May 25 2012
By Tony Weaver
I WAS going to start off this column by repeating the word penis 24 times, 24 words being the ideal length for a punchy opening paragraph. But then a colleague who I hold in high regard said “if you string 24 penises together you might find yourself tripping over a cultural shibboleth.”
And boy, have we tripped over enough cultural shibboleths in the past week, Jacob Zuma’s mythical dignity among them. Thus it is that one of the men who defaced Brett Murray’s The Spear, Louis Mabokela, did so because he was a devout Christian and believed the painting to be pornographic.
Thus it is that Enoch Mthembu, spokesman for the Shembe Church, called for Murray to be stoned to death “because art does not insult others… this is an attack on the culture of the majority, the black people of South Africa. With our culture, we are allowed to marry many women. And white people must understand that and tolerate our culture as we do theirs.”
Thus it is that Moses Mudzwiti, assistant editor of The New Age, can say in his weekly column that “it seems some individuals from Cape Town have a high propensity of expressing themselves in ways that annoy black people. Maybe we should blame it on Helen Zille – she started the taunts with her ill-advised comments that labelled children from other parts of South Africa as refugees.”
Thus it is that Buti Manamela, of the Young Communist League, can say “the defacing of the portrait is people’s justice. We do not condemn it… the two chaps should get the Order of Ikhamanga for bravery.”
Thus it is that Black Lawyers’ Association president Busani Mabunda can say the painting was “equivalent (to) subjecting an individual to cruel, inhumane and degrading treatment… this is a classical case where courts have to come out clearly and unequivocally as to where our nation is headed under our constitutional jurisprudence.”
And thus it is that SA Communist Party general secretary Blade Nzimande, addressing the 14th National Congress of the National Union of Mineworkers in the revolutionary halls of Emperors Palace yesterday, can say: “We want to say to those who are defending this portrait as freedom of speech and expression – there is a big difference between freedom of speech and freedom to insult. It is not you who are insulting us who must tell us how we must feel, but it is us who know how we feel. We have been insulted, our dignity has been assaulted and violated, and we have been made to feel naked. Nobody else, with no amount of English, will make us feel different or change this reality.”

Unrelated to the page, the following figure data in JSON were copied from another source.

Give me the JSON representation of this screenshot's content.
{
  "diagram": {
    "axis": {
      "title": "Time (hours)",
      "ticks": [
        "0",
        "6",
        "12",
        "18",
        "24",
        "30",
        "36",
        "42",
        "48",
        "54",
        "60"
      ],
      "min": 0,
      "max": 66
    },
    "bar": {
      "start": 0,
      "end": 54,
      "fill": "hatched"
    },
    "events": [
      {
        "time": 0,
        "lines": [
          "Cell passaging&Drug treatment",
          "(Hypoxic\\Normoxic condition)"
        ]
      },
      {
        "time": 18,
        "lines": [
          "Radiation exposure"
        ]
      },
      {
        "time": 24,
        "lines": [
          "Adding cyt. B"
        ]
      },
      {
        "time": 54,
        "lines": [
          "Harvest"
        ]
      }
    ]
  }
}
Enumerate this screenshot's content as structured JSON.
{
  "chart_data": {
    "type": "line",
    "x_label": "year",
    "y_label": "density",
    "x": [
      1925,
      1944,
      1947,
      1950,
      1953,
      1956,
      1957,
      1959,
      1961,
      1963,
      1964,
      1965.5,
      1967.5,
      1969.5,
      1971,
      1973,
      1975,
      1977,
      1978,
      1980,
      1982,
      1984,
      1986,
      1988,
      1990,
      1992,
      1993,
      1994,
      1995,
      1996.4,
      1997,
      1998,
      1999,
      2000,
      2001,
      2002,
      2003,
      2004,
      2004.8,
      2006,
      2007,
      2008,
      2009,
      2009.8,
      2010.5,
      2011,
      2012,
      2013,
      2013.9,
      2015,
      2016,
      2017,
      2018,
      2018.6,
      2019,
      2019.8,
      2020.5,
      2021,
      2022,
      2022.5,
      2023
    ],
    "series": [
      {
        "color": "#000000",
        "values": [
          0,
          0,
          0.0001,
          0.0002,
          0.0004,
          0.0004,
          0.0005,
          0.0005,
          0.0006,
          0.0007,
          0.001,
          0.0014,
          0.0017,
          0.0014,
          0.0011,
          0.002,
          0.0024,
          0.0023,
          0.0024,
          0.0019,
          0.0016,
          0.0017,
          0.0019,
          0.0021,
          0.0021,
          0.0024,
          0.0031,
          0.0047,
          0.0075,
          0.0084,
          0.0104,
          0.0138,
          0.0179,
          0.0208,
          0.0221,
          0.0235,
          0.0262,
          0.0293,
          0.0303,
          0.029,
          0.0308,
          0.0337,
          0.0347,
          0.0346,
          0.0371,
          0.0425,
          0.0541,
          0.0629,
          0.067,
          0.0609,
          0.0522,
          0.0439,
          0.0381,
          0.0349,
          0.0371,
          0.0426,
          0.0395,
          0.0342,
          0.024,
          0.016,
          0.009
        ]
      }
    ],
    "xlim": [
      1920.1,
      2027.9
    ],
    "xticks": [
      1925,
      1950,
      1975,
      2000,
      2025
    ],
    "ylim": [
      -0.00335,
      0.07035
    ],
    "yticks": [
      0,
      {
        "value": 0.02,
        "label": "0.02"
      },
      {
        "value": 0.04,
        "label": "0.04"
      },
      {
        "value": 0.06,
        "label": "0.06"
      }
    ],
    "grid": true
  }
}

Dear Comrade Blade, finally you’re getting in touch with your inner Stalin. As Minister of Higher Education, as minister in charge of our universities, are you saying that “there is a big difference between freedom of speech and freedom to insult” and that you will therefore see to it that vigorous, rancorous, loud, rude, insulting, crude, rough and tough free academic debate will be on the banning list because people should not be free to hurl insults?
And are you yourself not guilty of the grossest form of insult and hate speech when you call my old comrade Brett Murray a “counter-revolutionary” who “today spews racism and insult (at) the African majority?”
Grow up, all of you.
Context is everything. The Spear is part of a body of work that expresses Brett’s disgust (and mine, by the way) at the way in which the ideals of the African National Congress and the Congress Movement have been perverted, corrupted, and sold off to the highest bidder.
And it expresses disgust at the way in which our president, who should be a figure who is respected and honoured, has instead brought down shame, contumely and ridicule upon our nation, and the office of president of the Republic of South Africa.
As my other old comrade, Jonathan Shapiro, aka Zapiro, put it this week, in a speech bubble above an erect penis emerging from the Union Buildings, “On behalf of my four wives, 22 children, my 13 other children out of wedlock (or is it 14?) and my numerous mistresses, I am outraged at being painted as a philandering womaniser”.
If Jacob Zuma can’t keep it in his pants, he must expect what he gets. And it has got nothing, nothing whatsoever, to do with African culture, racism, or counter-revolutionary art. It has everything to do with a ruling elite that is in deep, deep crisis, and seeks any distraction it can to entertain the masses and keep them on its side.